The following two hypothetical curves show production under two regimes. The more-or-less normal looking curve shows a clear peak under a constant extraction rate over time starting from day-one discovery. This makes the somewhat naive assumption that extraction rate remains at the mercy of technological limitations and that oil companies don't have a secret trick or two up their sleeve. The other, "flat-topped", curve comes about if the extraction rate starts to modulate upward right when we detect the peak. (The wolf at the door remains the vicious backside as we prolong the peak. i.e. No free lunch.)

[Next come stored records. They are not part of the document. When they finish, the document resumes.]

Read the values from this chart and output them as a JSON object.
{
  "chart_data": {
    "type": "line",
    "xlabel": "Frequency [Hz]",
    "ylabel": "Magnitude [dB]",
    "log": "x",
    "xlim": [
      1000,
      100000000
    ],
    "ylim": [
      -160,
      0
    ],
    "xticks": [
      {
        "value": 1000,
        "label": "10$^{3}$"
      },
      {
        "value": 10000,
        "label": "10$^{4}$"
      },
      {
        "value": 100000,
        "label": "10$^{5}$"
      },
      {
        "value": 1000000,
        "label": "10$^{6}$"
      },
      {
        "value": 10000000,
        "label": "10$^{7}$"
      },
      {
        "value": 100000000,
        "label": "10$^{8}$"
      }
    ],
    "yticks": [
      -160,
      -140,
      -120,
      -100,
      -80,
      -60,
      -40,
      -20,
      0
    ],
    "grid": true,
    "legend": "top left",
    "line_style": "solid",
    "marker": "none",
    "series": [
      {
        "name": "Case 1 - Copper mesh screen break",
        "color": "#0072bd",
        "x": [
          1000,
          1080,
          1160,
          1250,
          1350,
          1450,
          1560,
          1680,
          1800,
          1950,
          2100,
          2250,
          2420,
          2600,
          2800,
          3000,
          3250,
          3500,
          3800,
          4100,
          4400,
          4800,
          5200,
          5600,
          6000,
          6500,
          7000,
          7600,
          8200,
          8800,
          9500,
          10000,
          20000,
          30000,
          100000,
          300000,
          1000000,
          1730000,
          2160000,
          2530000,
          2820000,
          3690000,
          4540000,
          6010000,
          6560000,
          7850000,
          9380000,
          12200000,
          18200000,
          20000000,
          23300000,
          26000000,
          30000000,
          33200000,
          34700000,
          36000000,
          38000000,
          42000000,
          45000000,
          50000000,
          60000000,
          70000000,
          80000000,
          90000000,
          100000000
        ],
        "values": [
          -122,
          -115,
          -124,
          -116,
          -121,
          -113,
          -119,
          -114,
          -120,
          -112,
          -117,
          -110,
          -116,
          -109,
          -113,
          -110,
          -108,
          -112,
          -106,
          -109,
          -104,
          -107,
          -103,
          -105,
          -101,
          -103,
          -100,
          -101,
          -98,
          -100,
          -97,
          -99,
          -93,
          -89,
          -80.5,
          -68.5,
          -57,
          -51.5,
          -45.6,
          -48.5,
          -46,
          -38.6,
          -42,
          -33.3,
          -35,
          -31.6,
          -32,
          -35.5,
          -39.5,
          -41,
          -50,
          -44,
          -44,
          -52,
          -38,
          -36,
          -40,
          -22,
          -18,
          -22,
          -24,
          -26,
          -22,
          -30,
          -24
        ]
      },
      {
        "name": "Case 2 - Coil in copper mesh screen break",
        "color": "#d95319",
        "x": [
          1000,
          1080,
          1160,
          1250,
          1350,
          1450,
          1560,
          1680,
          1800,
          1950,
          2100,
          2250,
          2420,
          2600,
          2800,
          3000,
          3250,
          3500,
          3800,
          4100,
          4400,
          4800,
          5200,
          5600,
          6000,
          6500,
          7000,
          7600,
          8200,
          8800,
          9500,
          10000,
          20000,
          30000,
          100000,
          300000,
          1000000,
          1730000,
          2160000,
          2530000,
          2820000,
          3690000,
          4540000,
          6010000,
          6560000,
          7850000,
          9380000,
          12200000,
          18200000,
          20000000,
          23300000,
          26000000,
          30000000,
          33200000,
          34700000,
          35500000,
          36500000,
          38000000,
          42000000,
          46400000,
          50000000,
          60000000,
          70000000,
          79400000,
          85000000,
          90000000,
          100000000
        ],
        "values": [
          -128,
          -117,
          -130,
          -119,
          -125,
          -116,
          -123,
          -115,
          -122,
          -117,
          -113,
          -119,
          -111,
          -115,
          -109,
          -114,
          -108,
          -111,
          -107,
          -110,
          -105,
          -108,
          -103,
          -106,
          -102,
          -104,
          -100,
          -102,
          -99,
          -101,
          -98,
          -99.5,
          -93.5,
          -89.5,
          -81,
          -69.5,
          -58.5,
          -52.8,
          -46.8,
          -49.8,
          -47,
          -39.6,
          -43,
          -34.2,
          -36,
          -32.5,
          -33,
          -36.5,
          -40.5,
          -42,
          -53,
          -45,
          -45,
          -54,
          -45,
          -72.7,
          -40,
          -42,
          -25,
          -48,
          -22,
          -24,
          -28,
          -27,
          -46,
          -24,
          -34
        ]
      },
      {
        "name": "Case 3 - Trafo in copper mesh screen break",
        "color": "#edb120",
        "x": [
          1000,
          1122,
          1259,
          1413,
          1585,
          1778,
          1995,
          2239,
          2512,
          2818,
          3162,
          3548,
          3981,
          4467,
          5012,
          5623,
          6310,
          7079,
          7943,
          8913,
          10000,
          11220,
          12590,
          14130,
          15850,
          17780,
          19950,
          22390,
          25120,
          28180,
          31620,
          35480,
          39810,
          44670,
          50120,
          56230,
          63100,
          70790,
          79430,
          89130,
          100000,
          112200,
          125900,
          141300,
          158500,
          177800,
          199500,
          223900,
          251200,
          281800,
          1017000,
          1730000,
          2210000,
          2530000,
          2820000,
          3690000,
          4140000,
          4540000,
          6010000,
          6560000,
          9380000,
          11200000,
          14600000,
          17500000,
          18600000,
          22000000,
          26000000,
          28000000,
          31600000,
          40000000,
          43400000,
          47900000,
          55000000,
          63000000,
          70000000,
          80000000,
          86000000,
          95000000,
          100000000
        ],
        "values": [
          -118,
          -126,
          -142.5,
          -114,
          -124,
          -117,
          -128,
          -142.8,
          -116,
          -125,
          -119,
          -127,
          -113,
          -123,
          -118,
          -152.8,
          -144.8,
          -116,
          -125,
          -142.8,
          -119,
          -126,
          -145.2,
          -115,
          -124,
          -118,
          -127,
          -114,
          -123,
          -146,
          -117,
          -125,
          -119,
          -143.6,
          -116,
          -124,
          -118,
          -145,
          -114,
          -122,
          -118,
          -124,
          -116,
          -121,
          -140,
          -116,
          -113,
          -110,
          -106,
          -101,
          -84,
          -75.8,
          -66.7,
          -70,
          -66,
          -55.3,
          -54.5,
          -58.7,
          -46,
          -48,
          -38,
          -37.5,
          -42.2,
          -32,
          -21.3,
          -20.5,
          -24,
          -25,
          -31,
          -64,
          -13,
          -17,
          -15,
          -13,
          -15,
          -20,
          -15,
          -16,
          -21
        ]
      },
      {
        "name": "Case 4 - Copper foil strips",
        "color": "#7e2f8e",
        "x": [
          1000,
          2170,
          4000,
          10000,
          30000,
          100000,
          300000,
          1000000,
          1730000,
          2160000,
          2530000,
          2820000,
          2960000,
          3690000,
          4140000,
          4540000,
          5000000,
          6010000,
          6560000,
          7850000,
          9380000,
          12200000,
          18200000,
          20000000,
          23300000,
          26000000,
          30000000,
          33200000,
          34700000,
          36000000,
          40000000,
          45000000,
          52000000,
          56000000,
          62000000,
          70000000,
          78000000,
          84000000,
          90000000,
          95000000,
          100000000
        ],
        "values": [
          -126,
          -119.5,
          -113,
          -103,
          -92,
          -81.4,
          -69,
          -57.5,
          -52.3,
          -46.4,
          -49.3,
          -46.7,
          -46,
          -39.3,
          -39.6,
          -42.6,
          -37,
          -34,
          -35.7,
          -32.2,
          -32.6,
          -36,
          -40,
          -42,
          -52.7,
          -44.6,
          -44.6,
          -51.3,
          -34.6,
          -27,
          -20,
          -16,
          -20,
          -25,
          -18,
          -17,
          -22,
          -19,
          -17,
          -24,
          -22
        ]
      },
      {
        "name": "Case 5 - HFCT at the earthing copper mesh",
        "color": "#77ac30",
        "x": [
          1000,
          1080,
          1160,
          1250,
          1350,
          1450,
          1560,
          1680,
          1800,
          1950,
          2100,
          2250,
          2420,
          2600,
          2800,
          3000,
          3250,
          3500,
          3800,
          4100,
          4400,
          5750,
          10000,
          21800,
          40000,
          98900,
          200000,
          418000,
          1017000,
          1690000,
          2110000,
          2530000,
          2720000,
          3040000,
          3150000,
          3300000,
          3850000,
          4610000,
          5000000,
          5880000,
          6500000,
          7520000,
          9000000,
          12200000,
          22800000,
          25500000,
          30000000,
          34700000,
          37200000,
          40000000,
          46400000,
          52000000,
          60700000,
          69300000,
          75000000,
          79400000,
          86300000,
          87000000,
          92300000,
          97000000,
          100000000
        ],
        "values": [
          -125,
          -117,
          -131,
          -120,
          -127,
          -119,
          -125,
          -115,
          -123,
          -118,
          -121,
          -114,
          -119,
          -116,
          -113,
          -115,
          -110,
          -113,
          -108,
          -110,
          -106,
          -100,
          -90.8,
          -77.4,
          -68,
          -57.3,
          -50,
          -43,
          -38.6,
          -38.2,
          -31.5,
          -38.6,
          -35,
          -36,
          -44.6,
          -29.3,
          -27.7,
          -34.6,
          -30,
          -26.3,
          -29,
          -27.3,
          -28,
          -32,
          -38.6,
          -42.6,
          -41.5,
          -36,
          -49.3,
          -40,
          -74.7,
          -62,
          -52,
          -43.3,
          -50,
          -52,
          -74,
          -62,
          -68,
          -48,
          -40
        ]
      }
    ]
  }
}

For the plateaued peak, the extraction rate profile looks like the following inflected curve. Taken from the parameters of the generic oil shock model solver, we can plot:

This clearly shows that we may have a devil of a time designating when peak oil officially hits if the oil companies soon start to modulate extraction upwards. Right near the peak, we only need subtle upward changes to counteract the relentless downward pressure of oil depletion. Mathematically, this comes out of the wash any time we deal with a slope near zero, which occurs right at peak. However, in psychological terms, increasing the extraction rate through technical improvements or last gap measures will only confuse people that believe in the sanctity of the symmetric Hubbert curve.

To summarize, in a reality-based framework, peak does not have to occur when half the available oil gets used up, instead we really have to think in terms of a new metric to alleviate confusion.

I propose using the inflection point in extraction rate increase to more effectively describe when a pragmatic peak oil point hits us. I will refer to this as The Overshoot Point. Unfortunately, the overshoot only becomes apparent if you look at implicit values contained within a model. It will not show up in any explicit measures such as yearly oil production. A good model remains the only effective way to make sense out of this mess. Good old hand-waving, the opiate of the technically semi-literate masses and of Michael Lynch, just won't cut it any longer.

When we reach TOP, I will be the first to let you know.

2 Comments:

Professor Anonymous Anonymous said...

Interesting analysis. I wonder if the large percentage increase in Saudi Arabian oil rigs planned for 2006 indicates a higher extraction rate?

6:03 AM  
Professor Blogger @whut said...

If they are located in the same region as known discoveries, yes, this would constitute an increase in the extraction rate. According to my model, the amount extracted is proportional to the size of the reservoir underneath. So if you suddenly flood an area with more rigs, you will either tend to increase the extraction rate or, at the very least, maintain the rate you have, i.e. in the form of supplementary stripper wells as the original wells become less effective.